Ricerca di Phytother. 2001 maggio; 15(3): 219-23

Miglioramento di microangiopathy diabetico con Pycnogenol: Uno studio futuro e controllato.

Lo scopo di questo studio era di studiare l'efficacia clinica di Pycnogenol orale (ricerca srl di Horphag, del Regno Unito) in pazienti con microangiopathy diabetico. I pazienti senza una storia delle ulcerazioni diabetiche sono stati curati con Pycnogenol. I pazienti hanno ricevuto Pycnogenol orale (50 capsule di mg, 3 volte giornalmente per complessivamente 150 mg quotidiani per 4 settimane). Un gruppo di 30 pazienti era incluso (microangiopathy severo); 30 pazienti comparabili sono stati osservati come comandi (nessun trattamento durante il periodo di osservazione). Tutti i pazienti (età, 59 anni; gamma, 55-68 anni; maschio: la femmina = il 18:12) incluso nel gruppo del trattamento hanno terminato lo studio di quattro settimane. Inoltre, tutti i comandi hanno completato il periodo di seguito. Non c'erano interruzioni procedura. Tutti gli oggetti inclusi hanno avuti i segni e sintomi di microangiopathy diabetico. La durata diabete-dai primi segni/sintomi--erano in media 7,5 anni (deviazione standard = 3). Dopo 4 settimane, le valutazioni microcircolatorie e cliniche hanno mostrato una diminuzione progressiva nel cambiamento continuo della pelle a riposo nel piede (che indica un miglioramento nel livello di microangiopathy), una diminuzione significativa nella filtrazione capillare e un miglioramento significativo nella risposta venoarteriolar in tutti gli oggetti trattati. Non c'erano effetti visibili nei comandi eccetto una leggera riduzione del cambiamento continuo della pelle a riposo nel piede. Il trattamento è stato tollerato bene in entrambi i gruppi. In conclusione, questo studio conferma l'efficacia clinica di Pycnogenol in pazienti con microangiopathy diabetico. Lo studio indica il ruolo clinico di Pycnogenol nella gestione, nel trattamento e nel controllo di questo problema clinico comune. Il trattamento può essere anche utile da impedire le ulcerazioni diabetiche controllando il livello di microangiopathy.

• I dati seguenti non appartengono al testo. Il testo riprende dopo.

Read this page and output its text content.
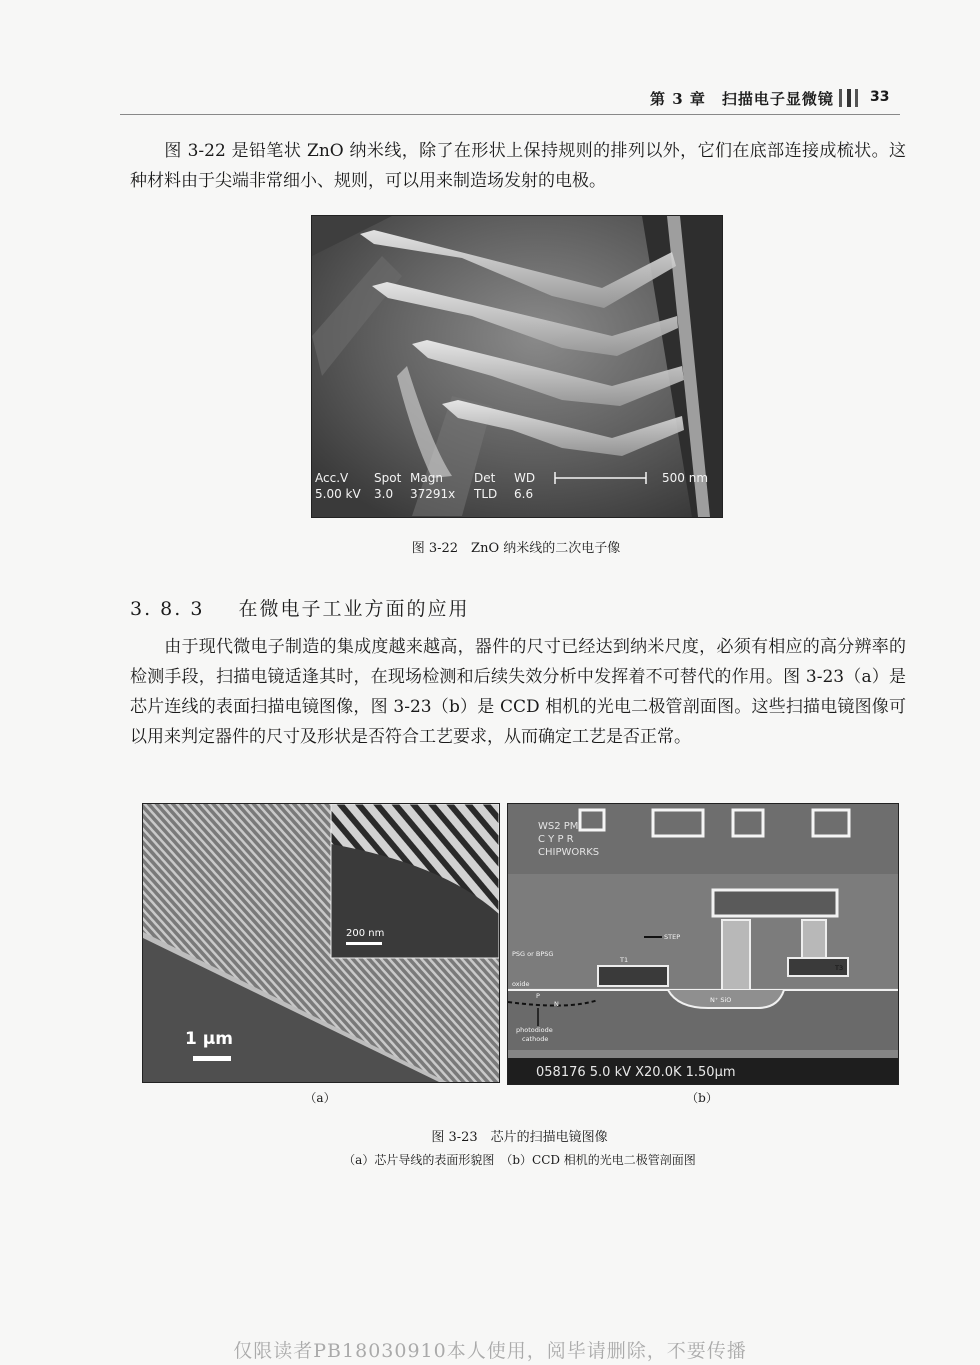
第 3 章　扫描电子显微镜	33
图 3-22 是铅笔状 ZnO 纳米线，除了在形状上保持规则的排列以外，它们在底部连接成梳状。这种材料由于尖端非常细小、规则，可以用来制造场发射的电极。
Acc.V Spot Magn	Det WD
5.00 kV 3.0 37291x TLD 6.6
500 nm
图 3-22　ZnO 纳米线的二次电子像
3. 8. 3 在微电子工业方面的应用
由于现代微电子制造的集成度越来越高，器件的尺寸已经达到纳米尺度，必须有相应的高分辨率的检测手段，扫描电镜适逢其时，在现场检测和后续失效分析中发挥着不可替代的作用。图 3-23（a）是芯片连线的表面扫描电镜图像，图 3-23（b）是 CCD 相机的光电二极管剖面图。这些扫描电镜图像可以用来判定器件的尺寸及形状是否符合工艺要求，从而确定工艺是否正常。
200 nm
1 μm
WS2 PM
C Y P R
CHIPWORKS
PSG or BPSG
T1
T3
oxide
P
N	N⁺ SiO
photodiode
cathode
STEP
058176 5.0 kV X20.0K 1.50μm
（a）	（b）
图 3-23　芯片的扫描电镜图像
（a）芯片导线的表面形貌图　（b）CCD 相机的光电二极管剖面图
仅限读者PB18030910本人使用，阅毕请删除，不要传播
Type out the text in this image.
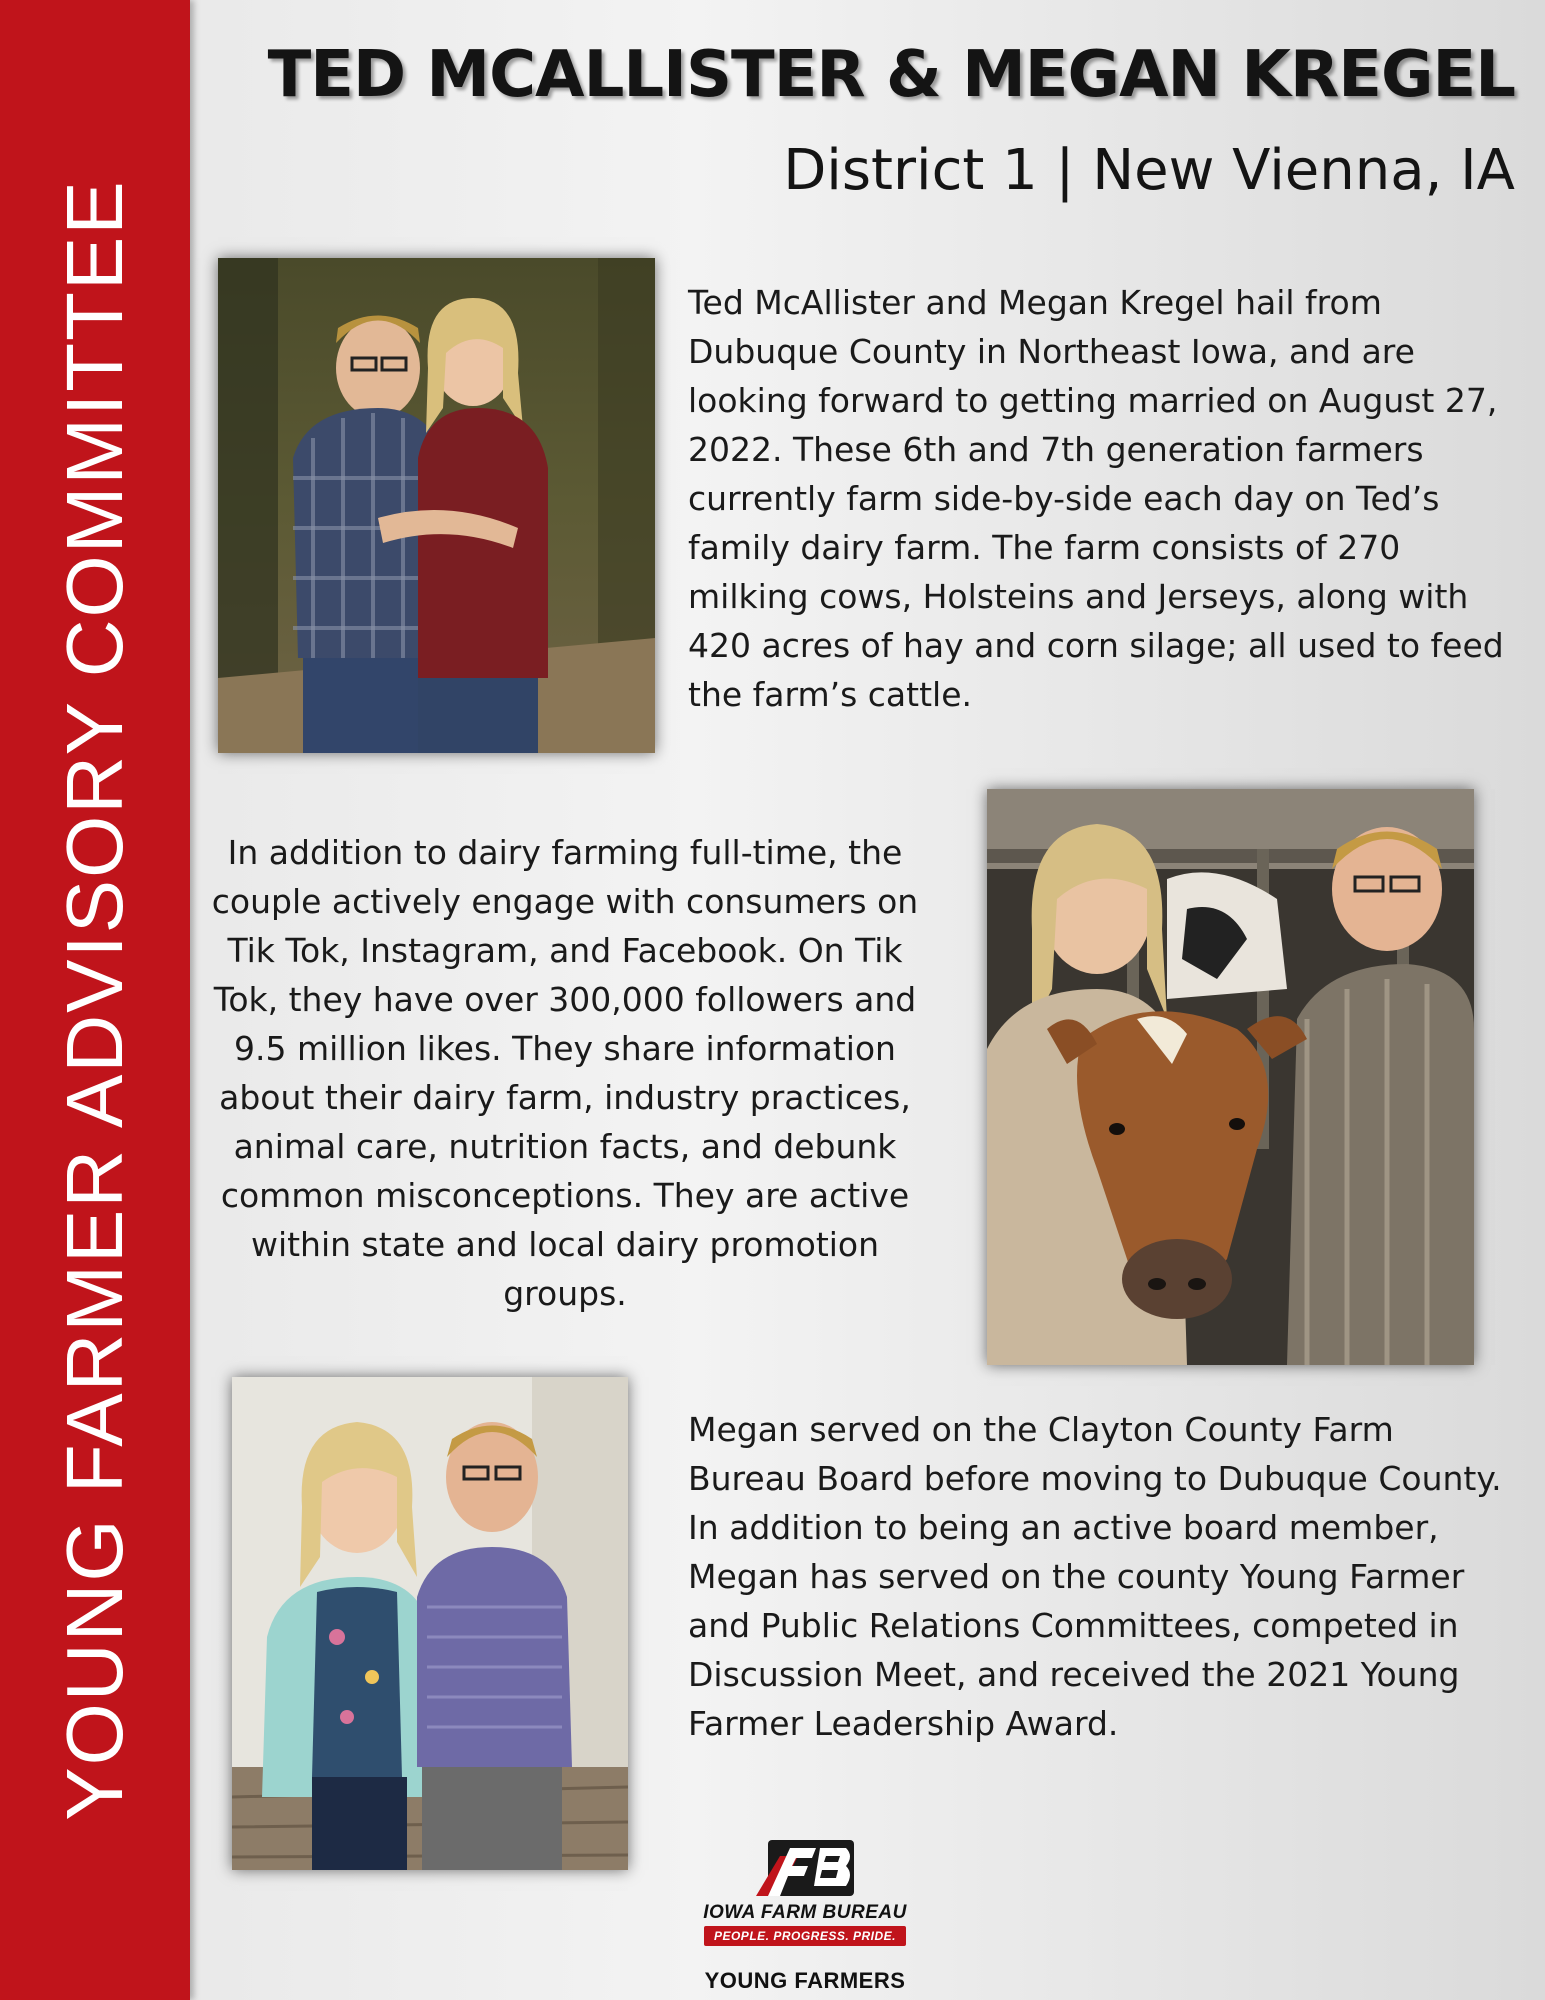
YOUNG FARMER ADVISORY COMMITTEE
TED MCALLISTER & MEGAN KREGEL
District 1 | New Vienna, IA
Ted McAllister and Megan Kregel hail from Dubuque County in Northeast Iowa, and are looking forward to getting married on August 27, 2022. These 6th and 7th generation farmers currently farm side-by-side each day on Ted’s family dairy farm. The farm consists of 270 milking cows, Holsteins and Jerseys, along with 420 acres of hay and corn silage; all used to feed the farm’s cattle.
In addition to dairy farming full-time, the couple actively engage with consumers on Tik Tok, Instagram, and Facebook. On Tik Tok, they have over 300,000 followers and 9.5 million likes. They share information about their dairy farm, industry practices, animal care, nutrition facts, and debunk common misconceptions. They are active within state and local dairy promotion groups.
Megan served on the Clayton County Farm Bureau Board before moving to Dubuque County. In addition to being an active board member, Megan has served on the county Young Farmer and Public Relations Committees, competed in Discussion Meet, and received the 2021 Young Farmer Leadership Award.
IOWA FARM BUREAU
PEOPLE. PROGRESS. PRIDE.
YOUNG FARMERS
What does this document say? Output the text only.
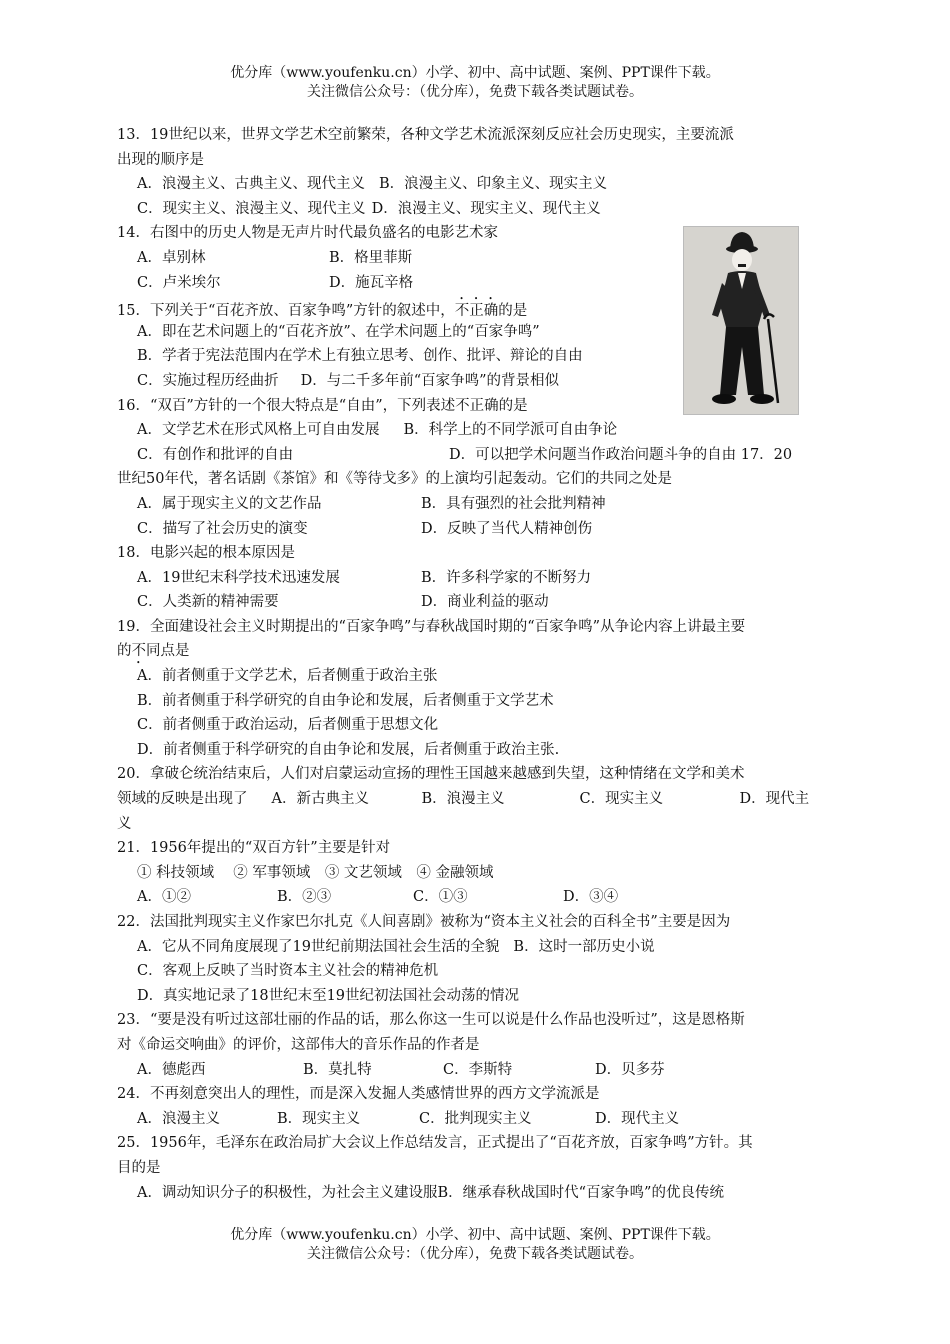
优分库（www.youfenku.cn）小学、初中、高中试题、案例、PPT课件下载。
关注微信公众号：（优分库），免费下载各类试题试卷。
13．19世纪以来，世界文学艺术空前繁荣，各种文学艺术流派深刻反应社会历史现实，主要流派
出现的顺序是
A．浪漫主义、古典主义、现代主义 B．浪漫主义、印象主义、现实主义
C．现实主义、浪漫主义、现代主义 D．浪漫主义、现实主义、现代主义
14．右图中的历史人物是无声片时代最负盛名的电影艺术家
A．卓别林	B．格里菲斯
C．卢米埃尔	D．施瓦辛格
15．下列关于“百花齐放、百家争鸣”方针的叙述中，不正确的是
A．即在艺术问题上的“百花齐放”、在学术问题上的“百家争鸣”
B．学者于宪法范围内在学术上有独立思考、创作、批评、辩论的自由
C．实施过程历经曲折 D．与二千多年前“百家争鸣”的背景相似
16．“双百”方针的一个很大特点是“自由”，下列表述不正确的是
A．文学艺术在形式风格上可自由发展 B．科学上的不同学派可自由争论
C．有创作和批评的自由	D．可以把学术问题当作政治问题斗争的自由 17．20
世纪50年代，著名话剧《茶馆》和《等待戈多》的上演均引起轰动。它们的共同之处是
A．属于现实主义的文艺作品	B．具有强烈的社会批判精神
C．描写了社会历史的演变	D．反映了当代人精神创伤
18．电影兴起的根本原因是
A．19世纪末科学技术迅速发展	B．许多科学家的不断努力
C．人类新的精神需要	D．商业利益的驱动
19．全面建设社会主义时期提出的“百家争鸣”与春秋战国时期的“百家争鸣”从争论内容上讲最主要
的不同点是
A．前者侧重于文学艺术，后者侧重于政治主张
B．前者侧重于科学研究的自由争论和发展，后者侧重于文学艺术
C．前者侧重于政治运动，后者侧重于思想文化
D．前者侧重于科学研究的自由争论和发展，后者侧重于政治主张.
20．拿破仑统治结束后，人们对启蒙运动宣扬的理性王国越来越感到失望，这种情绪在文学和美术
领域的反映是出现了 A．新古典主义	B．浪漫主义	C．现实主义	D．现代主
义
21．1956年提出的“双百方针”主要是针对
① 科技领域　 ② 军事领域　③ 文艺领域　④ 金融领域
A．①②	B．②③	C．①③	D．③④
22．法国批判现实主义作家巴尔扎克《人间喜剧》被称为“资本主义社会的百科全书”主要是因为
A．它从不同角度展现了19世纪前期法国社会生活的全貌 B．这时一部历史小说
C．客观上反映了当时资本主义社会的精神危机
D．真实地记录了18世纪末至19世纪初法国社会动荡的情况
23．“要是没有听过这部壮丽的作品的话，那么你这一生可以说是什么作品也没听过”，这是恩格斯
对《命运交响曲》的评价，这部伟大的音乐作品的作者是
A．德彪西	B．莫扎特	C．李斯特	D．贝多芬
24．不再刻意突出人的理性，而是深入发掘人类感情世界的西方文学流派是
A．浪漫主义	B．现实主义	C．批判现实主义	D．现代主义
25．1956年，毛泽东在政治局扩大会议上作总结发言，正式提出了“百花齐放，百家争鸣”方针。其
目的是
A．调动知识分子的积极性，为社会主义建设服B．继承春秋战国时代“百家争鸣”的优良传统
优分库（www.youfenku.cn）小学、初中、高中试题、案例、PPT课件下载。
关注微信公众号：（优分库），免费下载各类试题试卷。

Angiologia. 2006 agosto-settembre; 57(4): 431-6

Pycnogenol protegge le cellule endoteliali vascolari dalla lesione indotta da beta.

Gli marchi di garanzia neuropathological del morbo di Alzheimer (ANNUNCIO) sono placche senili, beta-amiloidosi cerebrovascolare, grovigli neurofibrillary e perdita di un neurone selettiva. l'Beta-amiloide (Abeta) è stato indicato per causare il danno vascolare mediato tramite la generazione di specie reattive dell'ossigeno e questo danno è considerato un evento iniziale nello sviluppo dell'ANNUNCIO. In questo studio, abbiamo determinato l'effetto del pyenogenol, un fitochimico antiossidante potente, dalla sulla lesione cellulare indotta Abeta. Le cellule endoteliali dell'arteria polmonare (CEPA) sono state esposte a Abeta per 24 H. La lesione delle cellule è stata valutata da attuabilità della cella di misura con l'analisi di tetrazolium di methylthiazol (MTT) e determinando il rilascio del lattato deidrogenasi intracellulare (LDH). I prodotti di perossidazione lipidica della CEPA sono stati determinati misurando le sostanze acido-reattive tiobarbituriche (TBARS). L'esposizione della CEPA a Abeta ha provocato una diminuzione nell'attuabilità delle cellule, un aumento del rilascio di LDH che indicano il danno della membrana e un livello elevato di TBARS. La preincubazione della CEPA con il pycnogenol ha minimizzato significativamente questi cambiamenti. Questo studio ha dimostrato che il pycnogenol può proteggere le cellule endoteliali vascolari dalla lesione indotta Abeta. I dati suggeriscono che il pycnogenol possa essere utile per la prevenzione e/o il trattamento delle malattie vascolari o neurodegenerative connesse con la tossicità di Abeta.

Toro di biol Pharm. 2000 giugno; 23(6): 735-7

Pycnogenol protegge i neuroni dai amiloide-beta dagli apoptosi indotti da peptide.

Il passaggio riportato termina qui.